Et le porcher Eumaios lui répondit:
— Ô vieillard, tu as raconté une histoire irréprochable, et tu n'auras point dit en vain une parole excellente. C'est pourquoi tu ne manqueras ni d'un manteau, ni d'aucune chose qui convienne à un suppliant malheureux venu de loin; mais, au matin, tu reprendras tes haillons, car ici nous n'avons pas beaucoup de manteaux, ni de tuniques de rechange, et chaque homme n'en a qu'une. Quand le cher fils d'Odysseus sera revenu, il te donnera lui-même des vêtements, un manteau et une tunique, et il te fera conduire où ton coeur désire aller.
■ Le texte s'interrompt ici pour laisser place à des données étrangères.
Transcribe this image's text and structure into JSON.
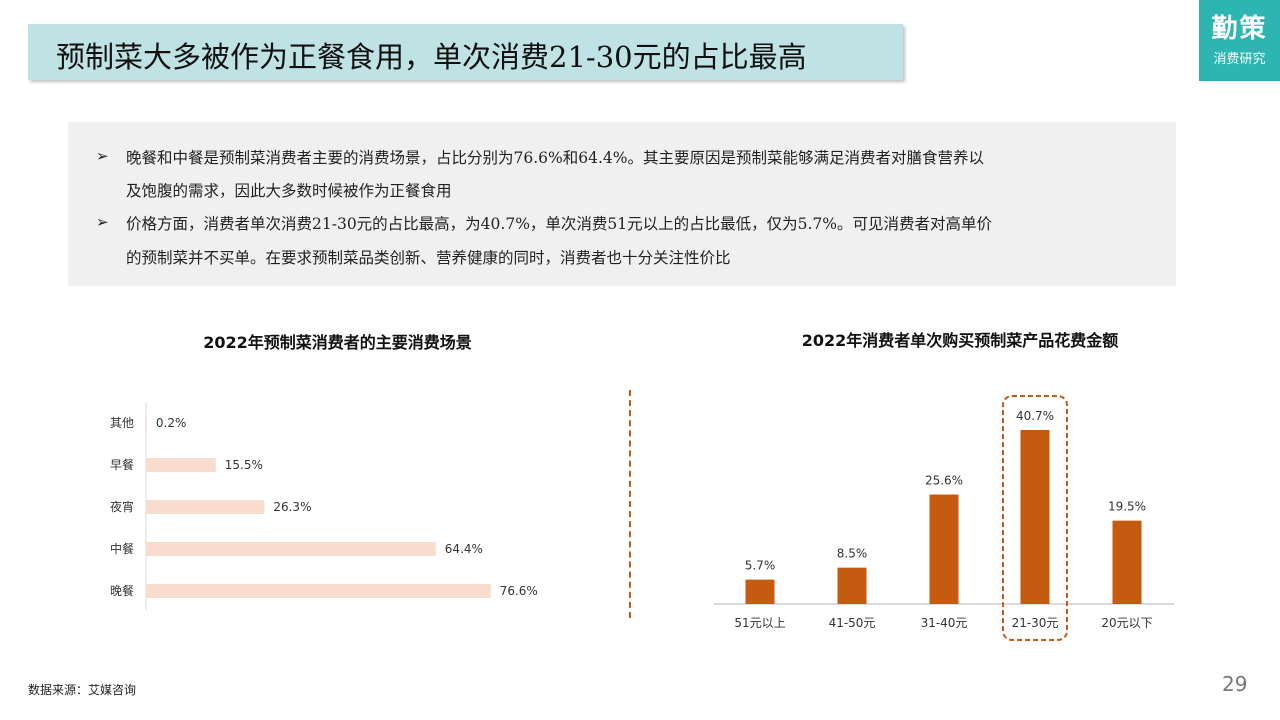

Ayant ainsi parlé, il se leva, approcha le feu du lit de peaux de chèvres et de brebis où Odysseus se coucha, et il jeta sur lui un grand et épais manteau de rechange et dont il se couvrait quand les mauvais temps survenaient. Et Odysseus se coucha, et, auprès de lui, les jeunes porchers s'endormirent; mais il ne plut point à Eumaios de reposer dans son lit loin de ses porcs, et il sortit, armé. Et Odysseus se réjouissait qu'il prît tant de soin de ses biens pendant son absence. Et, d'abord, Eumaios mit une épée aiguë autour de ses robustes épaules; puis, il se couvrit d'un épais manteau qui garantissait du vent: et il prit aussi la peau d'une grande chèvre, et il saisit une lance aiguë pour se défendre des chiens et des hommes; et il alla dormir où dormaient ses porcs, sous une pierre creuse, à l'abri de Boréas.
15.
Et Pallas Athènè se rendit dans la grande Lakédaimôn, vers l'illustre fils du magnanime Odysseus, afin de l'avertir et de l'exciter au retour. Et elle trouva Tèlémakhos et l'illustre fils de Nestôr dormant sous le portique de la demeure de l'illustre Ménélaos. Et le Nestoride dormait paisiblement; mais le doux sommeil ne saisissait point Tèlémakhos, et il songeait à son père, dans son esprit, pendant la nuit solitaire. Et Athènè aux yeux clairs, se tenant près de lui, parla ainsi:
— Tèlémakhos, il ne serait pas bien de rester plus longtemps loin de ta demeure et de tes richesses laissées en proie à des hommes insolents qui dévoreront et se partageront tes biens; car tu aurais fait un voyage inutile. Excite donc très promptement l'illustre Ménélaos à te renvoyer, afin que tu retrouves ton irréprochable mère dans tes demeures. Déjà son père et ses frères lui ordonnent d'épouser Eurymakhos, car il l'emporte sur tous les prétendants par les présents qu'il offre et la plus riche dot qu'il promet. Prends garde que, contre son gré, elle emporte ces richesses de ta demeure. Tu sais, en effet, quelle est l'âme d'une femme; elle veut toujours enrichir la maison de celui qu'elle épouse. Elle ne se souvient plus de ses premiers enfants ni de son premier mari mort, et elle n'y songe plus. Quand tu seras de retour, confie donc, jusqu'à ce que les dieux t'aient donné une femme vénérable, toutes tes richesses à la meilleure de tes servantes. Mais je te dirai autre chose. Garde mes paroles dans ton esprit. Les plus braves des prétendants te tendent une embuscade dans le détroit d'Ithakè et de la stérile Samos, désirant te tuer avant que tu rentres dans ta patrie; mais je ne pense pas qu'ils le fassent, et, auparavant, la terre enfermera plus d'un de ces prétendants qui mangent tes biens. Conduis ta nef bien construite loin des îles, et navigue la nuit. Celui des immortels qui veille sur toi t'enverra un vent favorable. Et dès que tu seras arrivé au rivage d'Ithakè, envoie la nef et tous tes compagnons à la ville, et va d'abord chez le porcher qui garde tes porcs et qui t'aime. Dors chez lui, et envoie-le à la ville annoncer à l'irréprochable Pènélopéia que tu la salues et que tu reviens de Pylos.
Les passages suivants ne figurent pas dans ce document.